The Baltimore Sun has used the two terms interchangeably in its coverage, a decision made because the virus is colloquially known by its porcine nickname.
In other countries, some have referred to the virus as Mexican flu, because of where the outbreak began. The World Health Organization is now calling it the pandemic flu.
Early on in the outbreak, the nation's agriculture secretary assured people that H1N1 is not a food-borne illness, saying there is no risk in eating American pork. Besides, the H1N1 virus has not been found in American hogs.
For two years, with the recession stretching around the globe, the U.S. hog industry has been struggling. Last year, the major culprit was high feed and fuel prices.
Farmers expected a rebound in time for this summer's grilling season, only to encounter more supply than demand when people started cutting back on pork, though no consumption data was available yesterday.
Debnam said her family was selling hogs for about 60 cents a pound two years ago; the price last week was 37 cents a pound. This week, with swine flu back in the news, they're getting 33 cents a pound.
Not all of that is because of the flu, she said. The economy is playing a role as well.
"Consumers are worrying about whether they should eat pork, and the whole industry is suffering," said Lynne Hoot, executive director of the Maryland Pork Producers Council. In Maryland, there are fewer than a dozen farms that make their living off hog production. "If it was called avian flu, it would be affecting the poultry industry."
Dr. Ronald L. Plain, a University of Missouri agricultural economist, said hog producers have lost half a billion dollars since April. Officials with the American Meat Institute, a trade group, and the president of the National Pork Producers Council said this week that losses are projected to exceed $1 billion by the end of the year.
Plain said some governments used the swine flu scare as an excuse to limit American imports, which sent prices downward.

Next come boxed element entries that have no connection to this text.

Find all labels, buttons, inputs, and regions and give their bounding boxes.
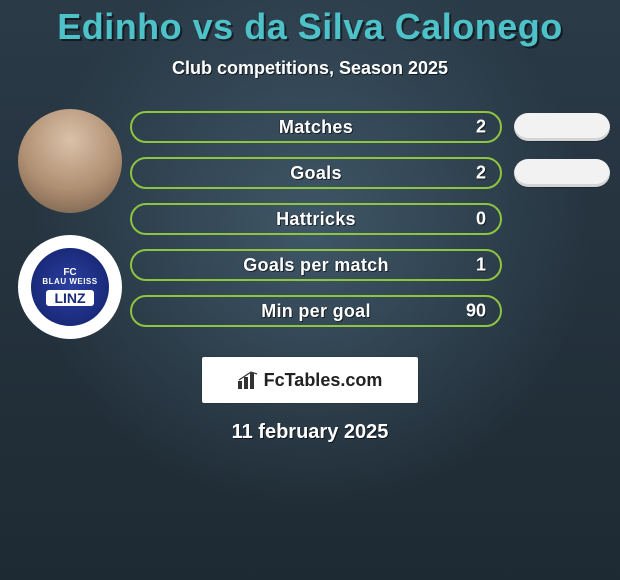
stat-row: Matches 2 xyxy=(130,111,610,143)
stat-label: Min per goal xyxy=(261,301,371,322)
stat-row: Goals per match 1 xyxy=(130,249,610,281)
stat-label: Hattricks xyxy=(276,209,356,230)
content-area: FC BLAU WEISS LINZ Matches 2 Goals xyxy=(0,107,620,339)
player-avatar xyxy=(18,109,122,213)
badge-line-3: LINZ xyxy=(46,290,93,307)
stat-value: 2 xyxy=(476,117,486,138)
page-subtitle: Club competitions, Season 2025 xyxy=(0,58,620,79)
stat-value: 0 xyxy=(476,209,486,230)
stat-bar-min-per-goal: Min per goal 90 xyxy=(130,295,502,327)
pill-slot xyxy=(514,159,610,187)
stat-label: Goals xyxy=(290,163,342,184)
stat-pill xyxy=(514,159,610,187)
stat-bar-matches: Matches 2 xyxy=(130,111,502,143)
stat-label: Goals per match xyxy=(243,255,389,276)
stat-row: Goals 2 xyxy=(130,157,610,189)
chart-icon xyxy=(238,371,258,389)
stats-column: Matches 2 Goals 2 Hattricks xyxy=(130,107,610,327)
stat-value: 90 xyxy=(466,301,486,322)
date-label: 11 february 2025 xyxy=(0,421,620,444)
club-badge: FC BLAU WEISS LINZ xyxy=(27,244,113,330)
branding-text: FcTables.com xyxy=(264,370,383,391)
stat-label: Matches xyxy=(279,117,353,138)
club-avatar: FC BLAU WEISS LINZ xyxy=(18,235,122,339)
badge-line-2: BLAU WEISS xyxy=(42,278,97,286)
page-title: Edinho vs da Silva Calonego xyxy=(0,6,620,48)
comparison-card: Edinho vs da Silva Calonego Club competi… xyxy=(0,0,620,580)
stat-bar-goals: Goals 2 xyxy=(130,157,502,189)
stat-value: 1 xyxy=(476,255,486,276)
pill-slot xyxy=(514,113,610,141)
stat-bar-hattricks: Hattricks 0 xyxy=(130,203,502,235)
stat-pill xyxy=(514,113,610,141)
avatar-column: FC BLAU WEISS LINZ xyxy=(10,107,130,339)
stat-row: Min per goal 90 xyxy=(130,295,610,327)
stat-value: 2 xyxy=(476,163,486,184)
stat-row: Hattricks 0 xyxy=(130,203,610,235)
branding-badge: FcTables.com xyxy=(202,357,418,403)
stat-bar-goals-per-match: Goals per match 1 xyxy=(130,249,502,281)
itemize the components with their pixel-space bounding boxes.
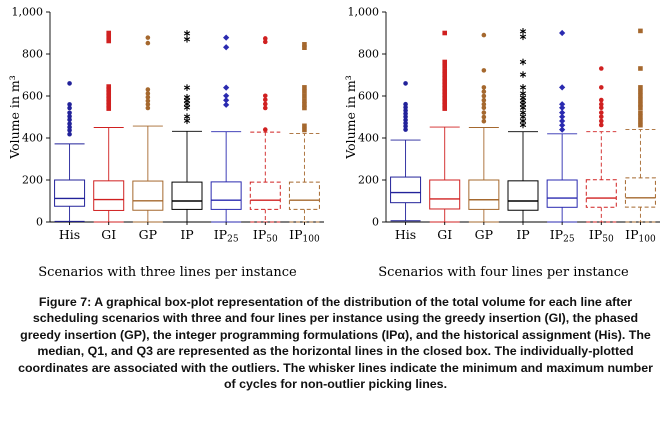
svg-text:Volume in m³: Volume in m³ [343,75,358,160]
svg-text:0: 0 [372,216,379,229]
boxplot-figure-four-lines: 0 200 400 600 800 1,000 Volume in m³ His GI GP IP I… [338,4,670,280]
svg-text:600: 600 [22,90,43,103]
svg-text:800: 800 [22,48,43,61]
boxplot-figure-three-lines: 0 200 400 600 800 1,000 Volume in m³ His GI GP IP I… [2,4,334,280]
svg-text:IP50: IP50 [252,227,277,245]
subplot-caption-three-lines: Scenarios with three lines per instance [38,265,297,280]
charts-row: 0 200 400 600 800 1,000 Volume in m³ His GI GP IP I… [2,4,670,280]
svg-text:GP: GP [138,227,156,242]
svg-text:200: 200 [22,174,43,187]
svg-text:IP25: IP25 [213,227,238,245]
svg-text:His: His [394,227,415,242]
boxplot-svg-four-lines: 0 200 400 600 800 1,000 Volume in m³ His GI GP IP I… [343,6,660,245]
svg-text:IP: IP [516,227,529,242]
svg-text:1,000: 1,000 [11,6,43,19]
svg-text:IP25: IP25 [549,227,574,245]
svg-text:His: His [58,227,79,242]
svg-text:1,000: 1,000 [347,6,379,19]
svg-text:IP100: IP100 [289,227,320,245]
svg-text:800: 800 [358,48,379,61]
svg-text:400: 400 [22,132,43,145]
svg-text:IP: IP [180,227,193,242]
svg-text:IP100: IP100 [625,227,656,245]
svg-text:0: 0 [36,216,43,229]
svg-text:Volume in m³: Volume in m³ [7,75,22,160]
svg-text:400: 400 [358,132,379,145]
svg-text:200: 200 [358,174,379,187]
boxplot-svg-three-lines: 0 200 400 600 800 1,000 Volume in m³ His GI GP IP I… [7,6,324,245]
subplot-caption-four-lines: Scenarios with four lines per instance [378,265,629,280]
svg-text:GI: GI [101,227,116,242]
svg-text:GI: GI [437,227,452,242]
svg-text:600: 600 [358,90,379,103]
svg-text:GP: GP [474,227,492,242]
svg-text:IP50: IP50 [588,227,613,245]
figure-caption: Figure 7: A graphical box-plot represent… [18,295,653,391]
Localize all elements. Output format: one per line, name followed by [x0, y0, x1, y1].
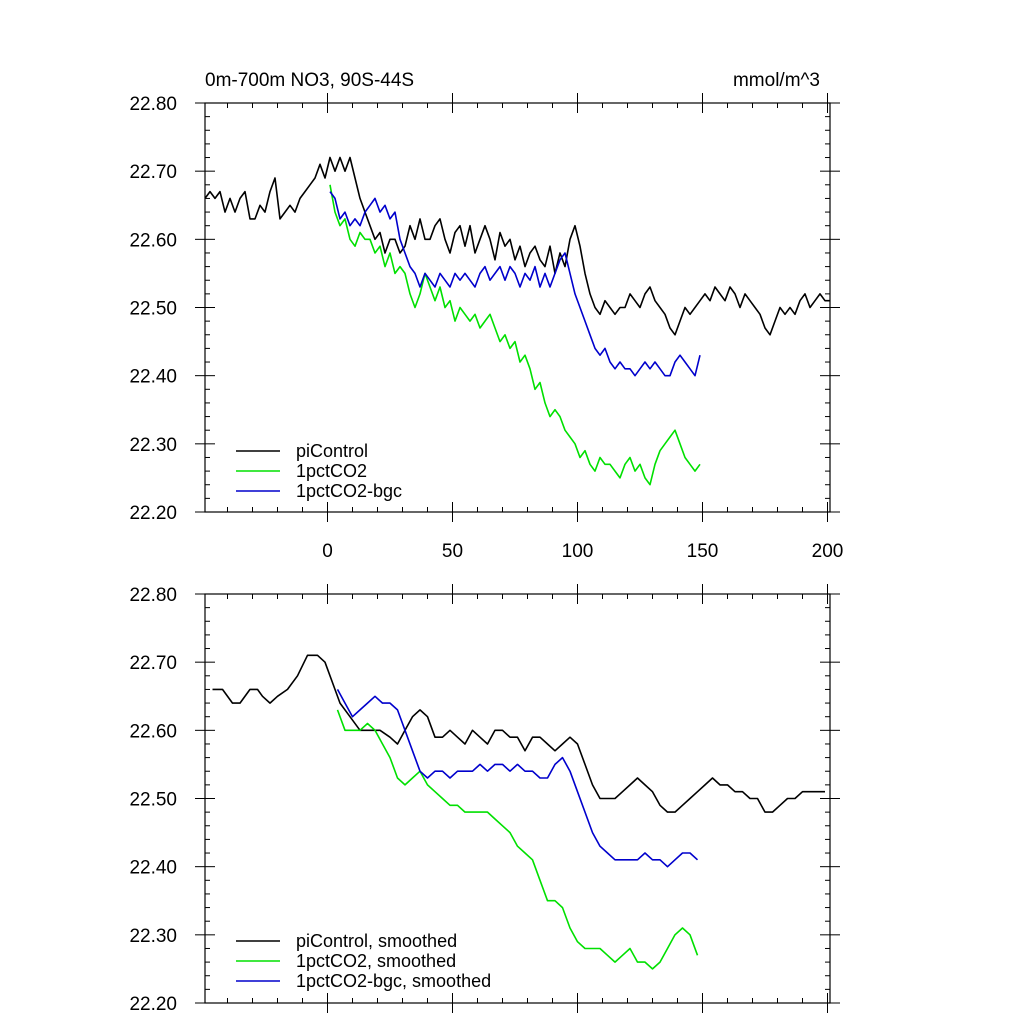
- x-tick-label: 200: [812, 541, 844, 562]
- legend-entry: piControl: [296, 441, 368, 461]
- y-tick-label: 22.60: [129, 230, 177, 251]
- y-tick-label: 22.70: [129, 162, 177, 183]
- legend-entry: 1pctCO2-bgc: [296, 481, 402, 501]
- x-tick-label: 100: [562, 541, 594, 562]
- x-tick-label: 0: [322, 541, 333, 562]
- chart-units: mmol/m^3: [733, 70, 820, 91]
- y-tick-label: 22.80: [129, 585, 177, 606]
- y-tick-label: 22.40: [129, 858, 177, 879]
- y-tick-label: 22.50: [129, 299, 177, 320]
- y-tick-label: 22.80: [129, 94, 177, 115]
- y-tick-label: 22.40: [129, 367, 177, 388]
- legend-entry: piControl, smoothed: [296, 931, 457, 951]
- bottom-panel: 22.20 22.30 22.40 22.50 22.60 22.70 22.80 piCon…: [129, 584, 840, 1015]
- legend-entry: 1pctCO2: [296, 461, 367, 481]
- y-tick-label: 22.20: [129, 994, 177, 1015]
- x-tick-label: 50: [442, 541, 463, 562]
- series-line: [212, 654, 825, 813]
- legend-entry: 1pctCO2-bgc, smoothed: [296, 971, 491, 991]
- y-tick-label: 22.30: [129, 926, 177, 947]
- y-tick-label: 22.30: [129, 435, 177, 456]
- legend-entry: 1pctCO2, smoothed: [296, 951, 456, 971]
- x-tick-label: 150: [687, 541, 719, 562]
- y-tick-label: 22.70: [129, 653, 177, 674]
- chart-title: 0m-700m NO3, 90S-44S: [205, 70, 414, 91]
- y-tick-label: 22.60: [129, 721, 177, 742]
- series-line: [336, 709, 699, 970]
- series-line: [204, 156, 830, 336]
- y-tick-label: 22.50: [129, 790, 177, 811]
- y-tick-label: 22.20: [129, 503, 177, 524]
- series-line: [329, 184, 701, 486]
- series-line: [329, 191, 701, 377]
- series-line: [336, 689, 699, 868]
- top-panel: 0 50 100 150 200 22.20 22.30 22.40 22.50 22.60 22.…: [129, 93, 843, 562]
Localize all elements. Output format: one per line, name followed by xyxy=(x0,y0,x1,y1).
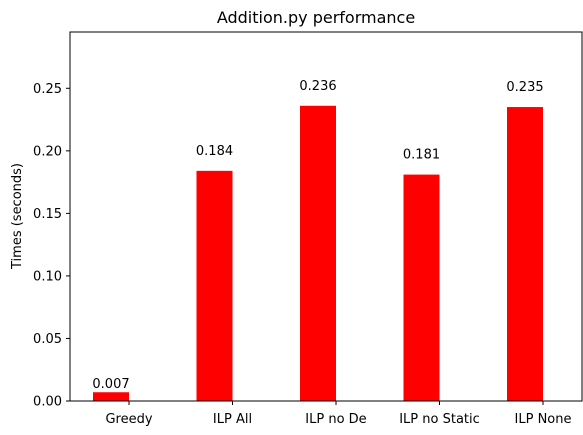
y-axis-ticks: 0.00 0.05 0.10 0.15 0.20 0.25 xyxy=(33,82,70,410)
data-label-0: 0.007 xyxy=(92,377,129,392)
data-label-1: 0.184 xyxy=(196,144,233,159)
y-tick-label-2: 0.10 xyxy=(33,269,62,284)
chart-title: Addition.py performance xyxy=(217,8,415,27)
bar-4 xyxy=(507,107,543,401)
y-tick-label-3: 0.15 xyxy=(33,207,62,222)
y-tick-label-4: 0.20 xyxy=(33,144,62,159)
y-tick-label-1: 0.05 xyxy=(33,332,62,347)
x-tick-label-3: ILP no Static xyxy=(399,412,480,427)
x-tick-label-4: ILP None xyxy=(515,412,572,427)
data-label-3: 0.181 xyxy=(403,148,440,163)
y-axis-label: Times (seconds) xyxy=(10,163,25,270)
x-tick-label-1: ILP All xyxy=(213,412,252,427)
data-label-2: 0.236 xyxy=(299,79,336,94)
bar-2 xyxy=(300,106,336,401)
bar-1 xyxy=(197,171,233,401)
x-axis-ticks: Greedy ILP All ILP no De ILP no Static ILP N… xyxy=(105,401,571,427)
y-tick-label-5: 0.25 xyxy=(33,82,62,97)
bars-group xyxy=(93,106,543,401)
x-tick-label-0: Greedy xyxy=(105,412,152,427)
x-tick-label-2: ILP no De xyxy=(305,412,366,427)
data-label-4: 0.235 xyxy=(506,80,543,95)
bar-0 xyxy=(93,392,129,401)
y-tick-label-0: 0.00 xyxy=(33,395,62,410)
bar-3 xyxy=(404,175,440,401)
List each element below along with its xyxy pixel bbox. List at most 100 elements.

"It's an easy problem to fix," Plain said. "Stop calling it the swine flu. Stop misleading and confusing people."
Reporters who cover H1N1 got a blast e-mail this week from the meat institute, saying, "Earlier this year, media reports were alarmist and frequently used the inaccurate term 'swine flu' to describe this particular strain." The letter was something of a preventive strike, said meat institute spokeswoman Janet M. Riley, in hopes of squelching the use of the name.
Hoot said she is in contact with pork producers from around the country and that some have written wish lists for their state governments to help them during this difficult time.
"One is to have their governors come out and say, 'I'm having pork chops tonight,' just to allay fears," she said.
Said Debnam, the Kent County hog farmer: "I hope we can get the message out that it's not a food-borne disease, because we want people to eat pork."